As the British establishment rages about police action in Hong Kong in London the founder of Extinction Rebellion is taken down and remanded in Custody BEFORE any protest had taken place. On a conspiracy charge he can expect a lengthy sentence ‘to encourage the others’.

kevin morris
kevin morris
Sep 17, 2019 12:59 PM
Reply to  Paul

And who eacttly are these ‘others’. Clearly not jet setter AL Gore who warned us of rising sea levels but whose new mansion stands on the coast. Clearly none of the highly placed individuals who organised the Easter protests where almost nobody was arrested despite causing major disruption in the capital. Certainly not the ‘others’ who ensure that the Extinction Rebellion agenda is major news almost daily on the BBC despite this summer having been unseasonably cool with just a few hot days. And who decided that David Bellamy, one of the most prominent scientists in the UK is now persona non grata on our media because he made the outrageous statement that global warming is utter nonsense ?

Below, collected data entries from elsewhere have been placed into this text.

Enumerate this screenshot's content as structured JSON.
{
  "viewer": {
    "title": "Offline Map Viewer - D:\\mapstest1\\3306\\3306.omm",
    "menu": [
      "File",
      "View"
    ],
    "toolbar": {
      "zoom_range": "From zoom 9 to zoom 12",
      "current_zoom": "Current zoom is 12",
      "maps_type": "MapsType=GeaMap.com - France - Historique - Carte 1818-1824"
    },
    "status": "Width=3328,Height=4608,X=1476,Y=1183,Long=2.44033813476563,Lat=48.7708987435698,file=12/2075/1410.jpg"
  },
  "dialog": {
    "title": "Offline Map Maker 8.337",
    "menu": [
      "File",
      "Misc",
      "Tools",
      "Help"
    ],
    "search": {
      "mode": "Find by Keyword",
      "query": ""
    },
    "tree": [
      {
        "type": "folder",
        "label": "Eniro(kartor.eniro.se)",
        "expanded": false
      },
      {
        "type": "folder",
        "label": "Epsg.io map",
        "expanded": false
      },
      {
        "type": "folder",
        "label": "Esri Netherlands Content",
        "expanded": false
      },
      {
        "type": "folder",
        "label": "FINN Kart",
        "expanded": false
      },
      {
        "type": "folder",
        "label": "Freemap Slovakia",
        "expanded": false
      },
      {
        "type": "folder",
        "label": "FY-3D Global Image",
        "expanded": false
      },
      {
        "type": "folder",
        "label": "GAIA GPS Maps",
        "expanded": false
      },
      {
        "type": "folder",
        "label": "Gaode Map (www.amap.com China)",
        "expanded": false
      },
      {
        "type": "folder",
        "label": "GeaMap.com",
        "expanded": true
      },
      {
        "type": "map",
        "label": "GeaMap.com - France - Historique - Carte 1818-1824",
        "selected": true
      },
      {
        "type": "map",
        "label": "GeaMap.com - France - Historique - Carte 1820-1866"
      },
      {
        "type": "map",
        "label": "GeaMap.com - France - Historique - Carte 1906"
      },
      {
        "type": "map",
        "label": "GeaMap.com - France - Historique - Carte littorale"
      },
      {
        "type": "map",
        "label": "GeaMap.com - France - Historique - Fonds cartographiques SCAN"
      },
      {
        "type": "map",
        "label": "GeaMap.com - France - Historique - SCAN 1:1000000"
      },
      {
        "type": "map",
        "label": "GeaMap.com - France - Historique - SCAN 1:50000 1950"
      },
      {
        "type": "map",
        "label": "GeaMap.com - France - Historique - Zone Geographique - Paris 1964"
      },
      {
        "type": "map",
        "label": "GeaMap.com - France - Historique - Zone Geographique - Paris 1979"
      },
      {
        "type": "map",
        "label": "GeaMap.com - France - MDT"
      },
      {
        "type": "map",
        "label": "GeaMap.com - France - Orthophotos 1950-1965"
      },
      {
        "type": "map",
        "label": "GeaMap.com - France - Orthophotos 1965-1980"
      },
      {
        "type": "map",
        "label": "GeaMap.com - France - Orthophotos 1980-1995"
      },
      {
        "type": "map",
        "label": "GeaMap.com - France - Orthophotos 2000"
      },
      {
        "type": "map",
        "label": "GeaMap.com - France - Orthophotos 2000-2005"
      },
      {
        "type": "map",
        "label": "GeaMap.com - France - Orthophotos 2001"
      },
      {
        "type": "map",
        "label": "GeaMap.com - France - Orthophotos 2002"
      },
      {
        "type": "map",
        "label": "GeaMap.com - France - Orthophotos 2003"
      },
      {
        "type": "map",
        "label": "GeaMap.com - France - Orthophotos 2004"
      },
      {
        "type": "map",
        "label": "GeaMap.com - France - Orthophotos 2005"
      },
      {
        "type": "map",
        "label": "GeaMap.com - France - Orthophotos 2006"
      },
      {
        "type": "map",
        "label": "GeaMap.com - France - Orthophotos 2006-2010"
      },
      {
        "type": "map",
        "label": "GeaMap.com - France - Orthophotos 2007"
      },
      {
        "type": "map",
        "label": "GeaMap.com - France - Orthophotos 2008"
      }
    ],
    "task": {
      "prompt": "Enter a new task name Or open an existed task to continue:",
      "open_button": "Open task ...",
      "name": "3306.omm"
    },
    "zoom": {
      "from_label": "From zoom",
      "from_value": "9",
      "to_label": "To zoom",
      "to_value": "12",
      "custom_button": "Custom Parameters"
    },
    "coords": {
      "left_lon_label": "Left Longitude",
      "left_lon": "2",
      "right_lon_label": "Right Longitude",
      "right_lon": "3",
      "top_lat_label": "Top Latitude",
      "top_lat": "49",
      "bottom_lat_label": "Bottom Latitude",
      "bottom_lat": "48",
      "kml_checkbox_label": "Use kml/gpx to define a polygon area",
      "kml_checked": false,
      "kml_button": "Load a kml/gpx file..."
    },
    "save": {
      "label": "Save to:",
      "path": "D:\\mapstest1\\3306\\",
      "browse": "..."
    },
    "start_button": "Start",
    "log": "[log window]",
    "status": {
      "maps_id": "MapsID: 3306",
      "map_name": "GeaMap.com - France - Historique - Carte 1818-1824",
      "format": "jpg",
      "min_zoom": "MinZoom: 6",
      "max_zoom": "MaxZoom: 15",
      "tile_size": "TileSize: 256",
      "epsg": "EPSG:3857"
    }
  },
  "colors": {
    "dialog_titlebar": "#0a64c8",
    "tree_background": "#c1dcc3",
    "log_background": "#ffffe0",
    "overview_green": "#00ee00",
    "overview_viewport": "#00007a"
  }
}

Could it be that ‘the others’ you speak of is almost the entire population of the world lied to on a daily basis to justify that the most wealthy might pursue their agenda of appropriating even more of the world’s resources whilst we poor footsoldiers are left to subsist on slightly more than bugger all?

DomesticExtremi
DomesticExtremi
Sep 17, 2019 2:19 PM
Reply to  Paul

So far as I am concerned Extinction Rebellion and these Hong Kong Phooeys are one and the same: fed and watered by shady NGOs on behalf of malign corporate forces, screwing up the lives of us ordinary folk trying to scrape a living. Their policy prescriptions menace making the lives of the rest even more miserable (but not their own, natch) and they are ruthlessly intolerant of any dissenting opinion.
Fascist by any other name…

kevin morris
kevin morris
Sep 17, 2019 3:02 PM

Agree with you about Extinction Rebellion but those million fascists in Hong Kong remain supported by all that handful of left wingers who have actually made a point of finding out what really happens under so called Socialism with Chinese Characteristics’?

Francis Lee
Francis Lee
Sep 17, 2019 8:30 PM
Reply to  kevin morris

This is soft power. The projection of an image – i.e., the United States – as being a wonderful place where everyone is rich and beautiful, where the sun always shines and people live in places like Beverley Hills and Upper Manhattan and drive around in high performance sports cars. And these silly young idiots believe it!

As someone who has been to the US and visited such charming places as the Bronx in New York, Hoboken New Jersey, Baltimore, Watts, Trenton, South LA, Detroit … on and on, with the high crime rates, urban decay, massive disguised unemployment, drugs opioid epidemic gang warfare … and so forth. It might be a good idea if some of these young ‘idealists’ tried a trip stateside and see how the the reality compared with the projected image. I think they might be disappointed.